Dunker defende que a psicanálise é, sim, democrática. Em seu novo livro, “Lacan e a democracia”, publicado pela Boitempo, ele propõe um diálogo entre a psicanálise e a teoria social . Dono do canal “Falando Nisso” no YouTube, que acumula mais de 324 mil inscritos, ele afirma que as teses psicanalíticas podem alargar nosso conceito de democracia, fazer a crítica do neoliberalismo e ajudar no combate ao negacionismo .

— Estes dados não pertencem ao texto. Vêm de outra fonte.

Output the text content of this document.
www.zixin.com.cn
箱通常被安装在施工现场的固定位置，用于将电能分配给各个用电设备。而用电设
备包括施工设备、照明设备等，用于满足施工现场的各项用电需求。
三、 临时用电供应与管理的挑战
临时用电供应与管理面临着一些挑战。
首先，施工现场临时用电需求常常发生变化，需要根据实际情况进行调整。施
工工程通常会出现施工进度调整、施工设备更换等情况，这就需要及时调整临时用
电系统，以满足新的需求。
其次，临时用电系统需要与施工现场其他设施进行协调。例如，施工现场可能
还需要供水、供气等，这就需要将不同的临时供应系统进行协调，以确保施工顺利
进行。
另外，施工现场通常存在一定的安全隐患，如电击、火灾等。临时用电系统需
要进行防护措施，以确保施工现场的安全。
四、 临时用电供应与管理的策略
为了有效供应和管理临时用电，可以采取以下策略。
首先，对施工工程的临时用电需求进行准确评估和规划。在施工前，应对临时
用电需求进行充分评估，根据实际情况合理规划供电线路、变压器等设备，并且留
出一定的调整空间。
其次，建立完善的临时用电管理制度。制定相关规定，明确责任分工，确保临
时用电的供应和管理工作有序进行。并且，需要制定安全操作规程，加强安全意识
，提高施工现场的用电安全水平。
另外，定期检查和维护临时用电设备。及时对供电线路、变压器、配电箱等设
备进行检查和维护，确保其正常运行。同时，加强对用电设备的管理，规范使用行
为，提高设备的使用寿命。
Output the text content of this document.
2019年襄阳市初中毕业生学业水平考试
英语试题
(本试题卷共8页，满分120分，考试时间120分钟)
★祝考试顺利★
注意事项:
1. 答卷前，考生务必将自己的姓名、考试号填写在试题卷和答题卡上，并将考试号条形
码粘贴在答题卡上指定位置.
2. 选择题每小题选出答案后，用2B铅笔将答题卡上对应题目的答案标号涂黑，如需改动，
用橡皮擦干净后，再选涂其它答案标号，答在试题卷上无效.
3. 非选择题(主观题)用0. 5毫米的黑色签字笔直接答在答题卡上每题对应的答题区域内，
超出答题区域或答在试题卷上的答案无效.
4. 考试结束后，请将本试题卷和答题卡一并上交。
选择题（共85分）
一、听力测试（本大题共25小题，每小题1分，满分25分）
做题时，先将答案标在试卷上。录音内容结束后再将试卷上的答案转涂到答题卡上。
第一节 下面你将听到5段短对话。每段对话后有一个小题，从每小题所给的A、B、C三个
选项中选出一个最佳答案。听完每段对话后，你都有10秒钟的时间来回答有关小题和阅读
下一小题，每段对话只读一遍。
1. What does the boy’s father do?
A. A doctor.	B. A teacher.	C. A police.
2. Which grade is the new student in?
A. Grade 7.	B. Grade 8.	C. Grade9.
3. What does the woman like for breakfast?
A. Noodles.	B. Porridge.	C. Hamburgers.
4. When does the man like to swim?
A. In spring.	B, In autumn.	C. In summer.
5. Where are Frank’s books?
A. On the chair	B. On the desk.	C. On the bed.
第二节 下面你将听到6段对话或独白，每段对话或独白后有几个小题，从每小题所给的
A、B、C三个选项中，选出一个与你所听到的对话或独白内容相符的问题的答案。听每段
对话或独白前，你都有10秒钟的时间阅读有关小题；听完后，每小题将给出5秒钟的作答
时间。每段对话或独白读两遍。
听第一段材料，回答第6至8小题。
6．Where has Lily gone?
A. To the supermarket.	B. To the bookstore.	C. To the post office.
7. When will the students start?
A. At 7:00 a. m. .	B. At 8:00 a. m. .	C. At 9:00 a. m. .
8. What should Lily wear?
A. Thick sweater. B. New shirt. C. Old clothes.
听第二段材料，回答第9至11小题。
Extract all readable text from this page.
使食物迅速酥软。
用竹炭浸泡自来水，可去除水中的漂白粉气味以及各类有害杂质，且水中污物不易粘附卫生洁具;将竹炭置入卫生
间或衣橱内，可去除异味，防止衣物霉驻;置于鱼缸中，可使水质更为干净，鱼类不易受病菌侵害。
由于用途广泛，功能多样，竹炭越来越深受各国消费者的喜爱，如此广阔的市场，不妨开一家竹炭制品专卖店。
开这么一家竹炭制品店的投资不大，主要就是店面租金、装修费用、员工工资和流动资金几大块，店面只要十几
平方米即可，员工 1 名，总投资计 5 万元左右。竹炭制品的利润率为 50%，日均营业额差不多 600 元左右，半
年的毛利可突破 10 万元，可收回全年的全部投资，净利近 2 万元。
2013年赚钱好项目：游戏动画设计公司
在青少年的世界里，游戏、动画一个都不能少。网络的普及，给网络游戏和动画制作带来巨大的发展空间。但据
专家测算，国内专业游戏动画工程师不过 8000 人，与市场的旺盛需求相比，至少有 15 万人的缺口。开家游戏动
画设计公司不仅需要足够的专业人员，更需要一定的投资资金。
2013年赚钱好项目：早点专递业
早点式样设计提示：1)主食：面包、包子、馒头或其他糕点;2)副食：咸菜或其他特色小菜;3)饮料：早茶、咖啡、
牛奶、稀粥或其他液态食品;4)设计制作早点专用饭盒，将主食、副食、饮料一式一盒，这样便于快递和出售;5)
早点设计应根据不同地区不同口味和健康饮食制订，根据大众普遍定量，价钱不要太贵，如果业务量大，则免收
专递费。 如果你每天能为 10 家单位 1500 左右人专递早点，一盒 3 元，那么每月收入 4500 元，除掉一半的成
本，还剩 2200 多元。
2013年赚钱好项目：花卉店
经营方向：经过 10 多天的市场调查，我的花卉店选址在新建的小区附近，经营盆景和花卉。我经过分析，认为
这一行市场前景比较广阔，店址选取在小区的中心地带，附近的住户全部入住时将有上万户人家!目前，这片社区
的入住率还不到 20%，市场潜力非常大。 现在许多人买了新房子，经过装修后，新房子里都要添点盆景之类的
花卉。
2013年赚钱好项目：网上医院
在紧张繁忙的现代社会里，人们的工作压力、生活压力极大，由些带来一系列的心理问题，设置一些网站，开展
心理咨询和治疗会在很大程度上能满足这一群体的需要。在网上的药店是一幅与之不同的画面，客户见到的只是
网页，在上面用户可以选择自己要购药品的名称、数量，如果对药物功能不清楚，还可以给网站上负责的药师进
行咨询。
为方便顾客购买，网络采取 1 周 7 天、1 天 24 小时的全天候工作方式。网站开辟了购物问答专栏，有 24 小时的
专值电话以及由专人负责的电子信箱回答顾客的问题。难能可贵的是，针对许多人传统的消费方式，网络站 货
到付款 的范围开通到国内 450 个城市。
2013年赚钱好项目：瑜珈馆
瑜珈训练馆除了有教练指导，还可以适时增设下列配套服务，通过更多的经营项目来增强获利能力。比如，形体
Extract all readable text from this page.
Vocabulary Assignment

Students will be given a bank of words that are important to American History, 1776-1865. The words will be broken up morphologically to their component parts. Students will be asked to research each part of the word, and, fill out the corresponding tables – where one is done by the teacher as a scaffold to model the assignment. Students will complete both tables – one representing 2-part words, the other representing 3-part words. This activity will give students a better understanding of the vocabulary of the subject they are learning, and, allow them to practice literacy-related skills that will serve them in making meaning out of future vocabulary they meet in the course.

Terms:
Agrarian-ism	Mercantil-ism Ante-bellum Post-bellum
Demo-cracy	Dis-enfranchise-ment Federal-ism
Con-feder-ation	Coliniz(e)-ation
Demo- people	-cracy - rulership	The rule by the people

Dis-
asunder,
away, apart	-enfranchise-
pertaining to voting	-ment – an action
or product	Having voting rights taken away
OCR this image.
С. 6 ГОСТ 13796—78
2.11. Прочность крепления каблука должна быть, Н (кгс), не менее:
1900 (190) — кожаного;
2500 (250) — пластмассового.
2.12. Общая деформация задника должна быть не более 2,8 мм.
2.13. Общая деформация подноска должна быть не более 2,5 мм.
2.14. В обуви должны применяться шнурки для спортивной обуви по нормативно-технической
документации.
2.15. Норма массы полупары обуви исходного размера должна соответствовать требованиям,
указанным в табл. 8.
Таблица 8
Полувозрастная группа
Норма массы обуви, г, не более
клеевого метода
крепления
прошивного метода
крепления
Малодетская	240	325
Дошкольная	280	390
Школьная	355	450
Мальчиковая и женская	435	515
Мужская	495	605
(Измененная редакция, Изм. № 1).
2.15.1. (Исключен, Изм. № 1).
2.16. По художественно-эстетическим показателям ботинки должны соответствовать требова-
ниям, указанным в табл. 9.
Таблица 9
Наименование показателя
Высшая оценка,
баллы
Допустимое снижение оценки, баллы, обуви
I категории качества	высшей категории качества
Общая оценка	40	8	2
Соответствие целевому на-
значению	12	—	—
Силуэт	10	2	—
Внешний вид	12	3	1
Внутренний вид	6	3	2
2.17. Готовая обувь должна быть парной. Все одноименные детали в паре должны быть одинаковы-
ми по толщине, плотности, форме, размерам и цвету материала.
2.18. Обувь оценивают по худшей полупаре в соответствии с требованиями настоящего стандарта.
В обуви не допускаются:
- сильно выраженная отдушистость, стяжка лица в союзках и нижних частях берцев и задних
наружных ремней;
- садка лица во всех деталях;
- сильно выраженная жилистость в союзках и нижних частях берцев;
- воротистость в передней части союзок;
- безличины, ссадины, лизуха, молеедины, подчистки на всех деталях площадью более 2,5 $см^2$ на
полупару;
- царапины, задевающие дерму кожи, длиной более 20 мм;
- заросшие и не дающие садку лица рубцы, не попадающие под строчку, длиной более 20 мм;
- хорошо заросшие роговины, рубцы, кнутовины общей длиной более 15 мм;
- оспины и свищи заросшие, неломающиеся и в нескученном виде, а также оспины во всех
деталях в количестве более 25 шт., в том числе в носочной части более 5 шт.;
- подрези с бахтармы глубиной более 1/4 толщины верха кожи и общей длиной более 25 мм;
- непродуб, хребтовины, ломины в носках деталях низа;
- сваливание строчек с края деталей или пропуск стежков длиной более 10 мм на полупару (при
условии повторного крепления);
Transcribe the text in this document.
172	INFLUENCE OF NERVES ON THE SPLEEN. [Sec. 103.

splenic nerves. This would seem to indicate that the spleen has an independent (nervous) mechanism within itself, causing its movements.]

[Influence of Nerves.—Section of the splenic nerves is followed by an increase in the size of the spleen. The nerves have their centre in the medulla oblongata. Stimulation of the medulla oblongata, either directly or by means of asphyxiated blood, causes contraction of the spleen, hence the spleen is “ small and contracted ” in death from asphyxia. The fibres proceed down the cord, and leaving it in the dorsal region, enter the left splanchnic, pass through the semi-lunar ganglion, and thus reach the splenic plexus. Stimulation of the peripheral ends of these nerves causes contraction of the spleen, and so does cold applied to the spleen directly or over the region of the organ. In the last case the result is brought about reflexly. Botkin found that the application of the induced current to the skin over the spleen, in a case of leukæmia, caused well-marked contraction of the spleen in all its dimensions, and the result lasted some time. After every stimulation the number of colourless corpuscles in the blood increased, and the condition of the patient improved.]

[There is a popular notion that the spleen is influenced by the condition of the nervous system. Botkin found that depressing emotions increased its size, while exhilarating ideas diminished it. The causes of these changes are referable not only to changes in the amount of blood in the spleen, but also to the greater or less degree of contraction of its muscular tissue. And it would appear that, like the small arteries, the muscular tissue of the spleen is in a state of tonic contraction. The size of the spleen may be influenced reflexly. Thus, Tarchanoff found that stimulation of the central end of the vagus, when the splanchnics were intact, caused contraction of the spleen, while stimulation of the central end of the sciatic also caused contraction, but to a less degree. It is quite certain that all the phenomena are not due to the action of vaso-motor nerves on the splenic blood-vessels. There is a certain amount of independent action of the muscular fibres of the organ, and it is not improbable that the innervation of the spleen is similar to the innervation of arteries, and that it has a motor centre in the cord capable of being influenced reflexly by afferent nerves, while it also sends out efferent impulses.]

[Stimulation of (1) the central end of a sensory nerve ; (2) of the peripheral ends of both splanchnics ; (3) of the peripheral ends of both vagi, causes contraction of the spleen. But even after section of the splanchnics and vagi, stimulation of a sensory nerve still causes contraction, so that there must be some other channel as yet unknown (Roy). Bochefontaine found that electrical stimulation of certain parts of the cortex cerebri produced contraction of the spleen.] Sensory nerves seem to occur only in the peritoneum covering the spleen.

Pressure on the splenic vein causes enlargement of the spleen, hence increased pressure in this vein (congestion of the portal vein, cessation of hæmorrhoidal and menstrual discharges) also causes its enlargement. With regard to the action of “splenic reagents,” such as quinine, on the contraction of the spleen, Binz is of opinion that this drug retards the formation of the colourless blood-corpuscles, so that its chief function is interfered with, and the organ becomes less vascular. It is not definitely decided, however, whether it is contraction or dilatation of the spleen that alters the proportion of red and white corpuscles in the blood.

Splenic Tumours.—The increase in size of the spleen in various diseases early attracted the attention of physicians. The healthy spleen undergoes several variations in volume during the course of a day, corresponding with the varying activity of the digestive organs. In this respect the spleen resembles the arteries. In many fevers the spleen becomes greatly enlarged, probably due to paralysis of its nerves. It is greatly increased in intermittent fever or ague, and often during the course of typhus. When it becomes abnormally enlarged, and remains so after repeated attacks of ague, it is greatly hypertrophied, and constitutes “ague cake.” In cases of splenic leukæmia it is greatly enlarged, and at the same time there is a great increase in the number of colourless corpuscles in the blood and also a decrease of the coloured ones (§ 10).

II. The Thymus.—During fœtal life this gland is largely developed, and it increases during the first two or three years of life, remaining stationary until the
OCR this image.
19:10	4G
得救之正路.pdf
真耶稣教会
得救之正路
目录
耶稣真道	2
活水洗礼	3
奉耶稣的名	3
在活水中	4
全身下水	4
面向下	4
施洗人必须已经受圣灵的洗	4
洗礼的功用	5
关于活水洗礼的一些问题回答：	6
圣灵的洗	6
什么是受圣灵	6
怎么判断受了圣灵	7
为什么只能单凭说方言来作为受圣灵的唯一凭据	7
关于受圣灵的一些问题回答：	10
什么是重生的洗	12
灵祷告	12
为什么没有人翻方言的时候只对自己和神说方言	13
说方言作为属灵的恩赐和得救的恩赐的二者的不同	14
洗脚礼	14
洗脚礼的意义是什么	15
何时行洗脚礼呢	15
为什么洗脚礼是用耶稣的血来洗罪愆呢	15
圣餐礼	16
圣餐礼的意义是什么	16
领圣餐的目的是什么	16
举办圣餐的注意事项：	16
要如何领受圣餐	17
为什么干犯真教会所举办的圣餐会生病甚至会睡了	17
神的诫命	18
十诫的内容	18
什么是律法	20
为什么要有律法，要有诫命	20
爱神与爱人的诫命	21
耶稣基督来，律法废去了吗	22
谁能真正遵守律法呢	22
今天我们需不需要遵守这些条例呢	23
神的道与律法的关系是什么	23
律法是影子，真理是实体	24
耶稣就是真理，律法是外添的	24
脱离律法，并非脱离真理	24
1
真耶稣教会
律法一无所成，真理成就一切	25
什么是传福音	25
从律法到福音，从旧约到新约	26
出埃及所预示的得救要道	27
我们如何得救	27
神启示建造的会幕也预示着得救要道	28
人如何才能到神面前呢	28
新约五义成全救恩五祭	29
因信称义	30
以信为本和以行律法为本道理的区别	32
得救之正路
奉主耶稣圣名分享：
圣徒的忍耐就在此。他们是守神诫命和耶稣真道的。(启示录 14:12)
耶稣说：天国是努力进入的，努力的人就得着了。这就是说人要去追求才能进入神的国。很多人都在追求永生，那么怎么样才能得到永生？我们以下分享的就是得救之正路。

Em entrevista ao GLOBO, Dunker falou sobre a popularização da psicanálise nas redes sociais , explicou o posicionamento político de Freud e comentou o envelhecimento da “lógica de condomínio” , analisada por ele no livro “Mal-estar, sofrimento e sintoma: uma psicopatologia do Brasil entre muros”, lançado em 2015, também pela Boitempo.
A psicanálise tem fama de elitista. Ela é democrática?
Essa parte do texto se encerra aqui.